Perhaps it can be boiled down to this: when we are healthy and fit, we feel as if we are beyond the bounds of nature, a world unto ourselves that does not have to pass through the cycle of life and death. When we are not, when we are ill and weak or in pain, we are brought back into the true cycle in which all of nature is involved. We then are forced to realize our shared vulnerability with all living things, and in this, like prisoners of war, we share a bond that is deeper than common friendship and cordiality. We come to share something more like the bond of comrades in arms, a bond that can allow us – can even demand us – to be willing to sacrifice ourselves for others.
This shared suffering is our reality, and the depth of our community is based on how open we are to this reality. If we were perfectly aware of our situation, we would naturally form a bond of love with humanity.
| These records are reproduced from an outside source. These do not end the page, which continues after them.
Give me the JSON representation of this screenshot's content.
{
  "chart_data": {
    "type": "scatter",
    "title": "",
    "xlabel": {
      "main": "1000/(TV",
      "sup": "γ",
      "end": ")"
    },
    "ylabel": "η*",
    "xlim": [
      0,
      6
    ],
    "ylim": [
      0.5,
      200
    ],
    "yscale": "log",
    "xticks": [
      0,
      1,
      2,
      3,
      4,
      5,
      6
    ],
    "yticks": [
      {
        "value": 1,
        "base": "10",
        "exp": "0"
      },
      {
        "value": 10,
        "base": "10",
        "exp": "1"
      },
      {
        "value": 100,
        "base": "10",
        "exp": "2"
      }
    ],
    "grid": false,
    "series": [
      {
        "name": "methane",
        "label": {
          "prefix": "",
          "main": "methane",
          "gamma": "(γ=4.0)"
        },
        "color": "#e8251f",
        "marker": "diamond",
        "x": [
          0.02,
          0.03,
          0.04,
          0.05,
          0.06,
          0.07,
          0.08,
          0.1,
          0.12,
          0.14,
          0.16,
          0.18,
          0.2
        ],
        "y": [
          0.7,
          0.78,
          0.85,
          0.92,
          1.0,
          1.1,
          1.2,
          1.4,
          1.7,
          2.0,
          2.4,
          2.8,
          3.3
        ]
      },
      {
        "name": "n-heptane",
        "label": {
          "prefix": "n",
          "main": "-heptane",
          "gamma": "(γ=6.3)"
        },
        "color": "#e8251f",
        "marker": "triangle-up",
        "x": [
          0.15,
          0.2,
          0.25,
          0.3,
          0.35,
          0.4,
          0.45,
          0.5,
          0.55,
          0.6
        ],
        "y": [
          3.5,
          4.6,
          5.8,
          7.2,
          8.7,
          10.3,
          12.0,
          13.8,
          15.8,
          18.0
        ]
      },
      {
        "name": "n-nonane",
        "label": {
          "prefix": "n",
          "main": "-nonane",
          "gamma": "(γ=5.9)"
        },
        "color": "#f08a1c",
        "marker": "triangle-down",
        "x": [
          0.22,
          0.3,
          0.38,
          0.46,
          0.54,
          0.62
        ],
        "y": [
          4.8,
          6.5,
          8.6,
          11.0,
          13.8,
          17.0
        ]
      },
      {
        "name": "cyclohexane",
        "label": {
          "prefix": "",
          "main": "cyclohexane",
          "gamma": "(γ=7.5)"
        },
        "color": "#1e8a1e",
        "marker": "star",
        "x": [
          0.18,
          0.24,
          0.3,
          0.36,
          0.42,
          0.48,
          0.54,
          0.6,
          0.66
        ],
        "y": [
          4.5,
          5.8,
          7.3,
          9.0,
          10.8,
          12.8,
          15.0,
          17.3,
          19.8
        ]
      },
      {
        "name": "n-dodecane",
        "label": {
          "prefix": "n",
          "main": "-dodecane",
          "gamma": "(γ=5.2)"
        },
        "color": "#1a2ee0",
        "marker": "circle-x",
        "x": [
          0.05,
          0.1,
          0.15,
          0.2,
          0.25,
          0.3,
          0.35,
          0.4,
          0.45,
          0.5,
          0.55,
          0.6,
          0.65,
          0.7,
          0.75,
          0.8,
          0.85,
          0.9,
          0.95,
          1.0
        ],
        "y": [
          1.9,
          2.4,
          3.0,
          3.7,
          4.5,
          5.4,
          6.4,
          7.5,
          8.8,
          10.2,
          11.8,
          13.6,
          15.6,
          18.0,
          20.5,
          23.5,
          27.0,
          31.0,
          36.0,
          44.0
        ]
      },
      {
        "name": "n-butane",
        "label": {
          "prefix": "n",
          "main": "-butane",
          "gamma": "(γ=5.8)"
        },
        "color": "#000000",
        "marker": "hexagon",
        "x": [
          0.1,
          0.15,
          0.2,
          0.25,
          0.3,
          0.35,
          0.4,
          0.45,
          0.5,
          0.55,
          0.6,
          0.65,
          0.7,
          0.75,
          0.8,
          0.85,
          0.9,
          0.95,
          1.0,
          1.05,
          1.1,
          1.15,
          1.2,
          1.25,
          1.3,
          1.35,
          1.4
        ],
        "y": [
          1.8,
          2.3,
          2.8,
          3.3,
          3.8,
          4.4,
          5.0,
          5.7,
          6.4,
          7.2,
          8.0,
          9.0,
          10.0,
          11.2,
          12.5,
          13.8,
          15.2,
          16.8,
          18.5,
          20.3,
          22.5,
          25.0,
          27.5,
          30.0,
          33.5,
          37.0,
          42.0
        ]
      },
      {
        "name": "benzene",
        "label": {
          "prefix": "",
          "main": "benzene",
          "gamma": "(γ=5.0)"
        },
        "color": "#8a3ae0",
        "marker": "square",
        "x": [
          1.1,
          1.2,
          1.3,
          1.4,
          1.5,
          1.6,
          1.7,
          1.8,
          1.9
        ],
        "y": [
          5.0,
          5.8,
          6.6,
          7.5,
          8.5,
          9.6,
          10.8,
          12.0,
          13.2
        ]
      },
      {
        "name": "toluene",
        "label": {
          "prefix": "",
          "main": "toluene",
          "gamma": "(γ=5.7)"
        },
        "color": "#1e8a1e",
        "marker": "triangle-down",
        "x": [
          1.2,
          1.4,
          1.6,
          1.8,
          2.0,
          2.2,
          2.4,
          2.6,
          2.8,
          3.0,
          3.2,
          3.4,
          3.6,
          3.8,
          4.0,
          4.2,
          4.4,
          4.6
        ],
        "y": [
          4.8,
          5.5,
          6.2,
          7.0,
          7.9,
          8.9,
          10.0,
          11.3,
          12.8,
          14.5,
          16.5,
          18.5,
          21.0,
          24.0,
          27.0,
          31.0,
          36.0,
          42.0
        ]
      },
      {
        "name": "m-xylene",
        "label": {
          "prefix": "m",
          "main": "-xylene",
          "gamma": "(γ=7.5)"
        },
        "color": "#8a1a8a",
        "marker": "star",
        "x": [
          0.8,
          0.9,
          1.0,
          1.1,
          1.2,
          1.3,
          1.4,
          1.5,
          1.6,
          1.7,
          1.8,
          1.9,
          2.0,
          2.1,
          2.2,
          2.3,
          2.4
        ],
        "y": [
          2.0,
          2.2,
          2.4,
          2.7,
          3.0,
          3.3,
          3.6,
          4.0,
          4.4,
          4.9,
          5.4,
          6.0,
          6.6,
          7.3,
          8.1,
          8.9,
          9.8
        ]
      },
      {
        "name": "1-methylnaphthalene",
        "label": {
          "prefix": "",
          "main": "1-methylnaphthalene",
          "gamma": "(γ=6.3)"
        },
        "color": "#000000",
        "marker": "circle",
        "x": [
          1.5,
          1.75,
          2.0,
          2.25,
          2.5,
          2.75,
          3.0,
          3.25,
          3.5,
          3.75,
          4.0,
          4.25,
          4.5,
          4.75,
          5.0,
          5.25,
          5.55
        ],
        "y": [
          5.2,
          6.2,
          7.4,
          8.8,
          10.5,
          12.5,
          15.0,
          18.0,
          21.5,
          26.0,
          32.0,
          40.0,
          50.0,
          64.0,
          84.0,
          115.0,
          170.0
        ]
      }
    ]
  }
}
Many already have this bond, although imperfect, with their family, and others with their tribe or nation, but to be truly aware is to have that bond with all of creation. It is what Christ has, and what all truly inspired spiritual leaders must have.
Still, we don’t have to be gurus to experience this depth. It can be given to anyone through grace, which is often delivered to us through suffering. My personal experiences probably have something to do with the diminished capacities and infirmities of age, but it doesn’t matter. The central mystery of the universe still resolves around the same premise: that it is all apiece and desiring that everything understands this in its own way. So it is that the eternal heavens must understand the weakness and suffering of the finite, just as we must understand, through our bond of weakness, our attachment to the eternal. It all seems so complicated, but it is not; rather, it is sublime, like the precise spiral of a sea shell.
This curve of the truth brings us around to the mystery of the sacrificial Christian God. In his eternal presence, he must fulfill the unity of his creation by experiencing finitude and pain. In this, he unites his eternal life and joy through his suffering with our suffering. And in his guise as a mortal, he insists that we unite with all humankind in sympathetic love so that we may realize eternal completeness, and in this, God’s eternal bliss.
It is so simple yet so difficult, as sleek and slippery as an eel. If we could put it onto a bumper sticker, we might just say that “It is better to have lost before we might love.”